The creative economy, a pending subject in university classrooms

Valeria Salinas-Maceda i Researcher

In 2017, a young financial engineering teacher discovered that one of her students was a vocalist of a group of Paceño rock. His curiosity woke up to see how the student combined a business career with an artistic passion. The situation reminded him of his own history: an economist who had practiced folk theater and dance, and never set aside his link with culture.

During a class, the teacher mentioned a new concept for her: the creative economy. At the end, the student asked for more information, because he sensed that he could find a way to unite his artistic talent with his professional training. The episode reflected the encounter between two generations, two races linked to finance and two trajectories crossed by creativity, all looking for a bridge between economy and art.

The context, however, was adverse. In 2017, no university in Bolivia included the creative economy in its programs, not even as an optional subject. That absence in academic training revealed a gap: the country lacked a formal space to integrate the arts and economy. Today, in 2025, this challenge still persists.

What is the creative economy? Why raise your inclusion as a subject in universities? This is an area of ​​the economy whose analysis center are the goods and services generated with creativity as the main input. This production has a functional value, but also has a high symbolic value for its creative, innovative and/or identity load.

This economy covers creative and cultural industries, their value chains, job generation, foreign trade or public policies based on creativity. Returning to the anecdote, the creative economy is the space in which, both the student and the teacher, would have achieved the match they were looking for. From this perspective, both could have designed business plans for the music industry or studied the behavior of the performing arts consumer with an economic model.

Understanding that economy and creativity are complemented is to recognize a latent need. In the country we have a wide population of creatives that move in different industries. Its production is a contribution to economic growth. The complex is when we want to know who they are, how many are, in which regions are or what is your contribution to GDP.

Many of these questions remain in the air waiting for timely answers. On the one hand, we have government entities that have not yet been interested in generating data on the creative sector. This carelessness invisible the creative industries in the map of actors wrapped in the circles of productive development. What is not seen, is not known. Given this complex scenario, curricular meshes have yet preferred not to do so. A decision that should make a different course.

Incorporating the creative economy in university classrooms can add future vision to business careers. Taking this step would diversify the professional profile of the students to insert themselves in an area that tends bridges between the economic, the creative and the cultural.

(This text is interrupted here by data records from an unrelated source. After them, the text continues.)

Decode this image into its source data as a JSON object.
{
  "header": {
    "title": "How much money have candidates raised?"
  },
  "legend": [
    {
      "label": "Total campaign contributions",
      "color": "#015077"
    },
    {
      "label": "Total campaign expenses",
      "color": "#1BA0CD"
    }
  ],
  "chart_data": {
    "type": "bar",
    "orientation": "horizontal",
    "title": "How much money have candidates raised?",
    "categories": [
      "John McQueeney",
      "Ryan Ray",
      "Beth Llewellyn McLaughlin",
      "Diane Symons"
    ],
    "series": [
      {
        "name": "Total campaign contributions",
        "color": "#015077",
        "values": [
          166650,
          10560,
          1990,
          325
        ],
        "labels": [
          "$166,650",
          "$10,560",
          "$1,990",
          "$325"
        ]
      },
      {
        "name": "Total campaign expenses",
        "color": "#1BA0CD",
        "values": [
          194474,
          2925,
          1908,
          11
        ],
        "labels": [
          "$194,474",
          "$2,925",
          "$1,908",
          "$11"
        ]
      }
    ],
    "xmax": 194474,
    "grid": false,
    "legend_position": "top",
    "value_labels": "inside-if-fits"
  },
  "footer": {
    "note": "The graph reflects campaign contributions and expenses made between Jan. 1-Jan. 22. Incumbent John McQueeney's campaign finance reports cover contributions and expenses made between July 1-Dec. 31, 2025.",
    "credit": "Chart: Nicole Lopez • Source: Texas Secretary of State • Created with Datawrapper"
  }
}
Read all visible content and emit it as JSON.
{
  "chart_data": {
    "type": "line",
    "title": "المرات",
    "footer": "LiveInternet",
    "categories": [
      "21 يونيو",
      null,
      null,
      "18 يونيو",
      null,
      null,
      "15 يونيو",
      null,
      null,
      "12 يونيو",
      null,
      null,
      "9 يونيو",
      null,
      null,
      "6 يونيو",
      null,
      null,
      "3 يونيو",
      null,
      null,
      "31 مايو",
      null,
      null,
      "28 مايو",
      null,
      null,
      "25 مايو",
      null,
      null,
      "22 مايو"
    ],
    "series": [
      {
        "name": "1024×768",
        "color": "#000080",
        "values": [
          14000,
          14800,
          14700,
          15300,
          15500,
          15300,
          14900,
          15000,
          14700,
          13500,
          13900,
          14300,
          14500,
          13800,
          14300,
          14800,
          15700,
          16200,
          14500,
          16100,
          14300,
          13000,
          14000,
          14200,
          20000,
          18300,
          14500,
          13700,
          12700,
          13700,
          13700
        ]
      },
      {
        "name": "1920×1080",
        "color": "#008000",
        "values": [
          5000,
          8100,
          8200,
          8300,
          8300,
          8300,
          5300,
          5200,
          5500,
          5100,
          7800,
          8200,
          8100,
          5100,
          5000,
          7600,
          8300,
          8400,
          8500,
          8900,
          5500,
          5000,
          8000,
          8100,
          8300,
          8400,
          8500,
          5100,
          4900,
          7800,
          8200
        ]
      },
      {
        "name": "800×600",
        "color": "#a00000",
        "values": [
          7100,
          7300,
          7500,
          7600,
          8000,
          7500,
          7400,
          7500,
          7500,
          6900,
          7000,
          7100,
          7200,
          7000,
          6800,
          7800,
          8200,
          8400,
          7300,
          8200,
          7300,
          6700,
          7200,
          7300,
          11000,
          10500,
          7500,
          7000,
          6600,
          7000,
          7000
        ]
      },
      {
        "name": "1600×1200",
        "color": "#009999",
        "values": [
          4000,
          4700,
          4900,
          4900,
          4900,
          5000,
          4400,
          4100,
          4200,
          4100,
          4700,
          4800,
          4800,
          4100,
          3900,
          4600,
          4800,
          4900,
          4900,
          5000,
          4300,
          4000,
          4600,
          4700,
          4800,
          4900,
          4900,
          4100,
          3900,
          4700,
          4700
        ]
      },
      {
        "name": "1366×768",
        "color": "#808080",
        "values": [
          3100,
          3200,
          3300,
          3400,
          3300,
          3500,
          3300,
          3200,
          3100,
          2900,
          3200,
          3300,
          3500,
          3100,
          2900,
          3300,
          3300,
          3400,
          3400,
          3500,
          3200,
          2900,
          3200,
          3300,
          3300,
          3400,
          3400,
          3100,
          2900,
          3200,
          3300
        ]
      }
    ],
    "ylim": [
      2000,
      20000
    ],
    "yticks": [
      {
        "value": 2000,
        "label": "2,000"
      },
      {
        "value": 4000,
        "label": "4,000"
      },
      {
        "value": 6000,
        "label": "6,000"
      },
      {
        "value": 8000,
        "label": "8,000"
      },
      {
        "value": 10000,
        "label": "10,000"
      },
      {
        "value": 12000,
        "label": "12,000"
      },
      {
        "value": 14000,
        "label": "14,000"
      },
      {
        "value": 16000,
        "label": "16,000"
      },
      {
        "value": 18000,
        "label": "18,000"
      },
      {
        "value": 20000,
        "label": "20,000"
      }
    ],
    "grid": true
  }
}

At the same time, promoting research in creative economy responds to this ignorance and little visibility of the creative sector. It is from the creation of knowledge that these gaps can be filled to start talking about the Bolivian creative class.

Economic development is not only defined in the extractive industry or financial markets. It is promoted from the scenarios, recording studies, design workshops or folk expressions. In this sense, it is necessary that university education responds to a new context, where young people create from innovation and from their identity, looking for that match between economy and creativity that several years ago a teacher and their student also wanted to find.

Curious final data: that teacher was me. I found my perfect match generating academic research in the area of ​​the creative economy with indigenous identity, a sector that I consider key to our economic growth since social inclusion.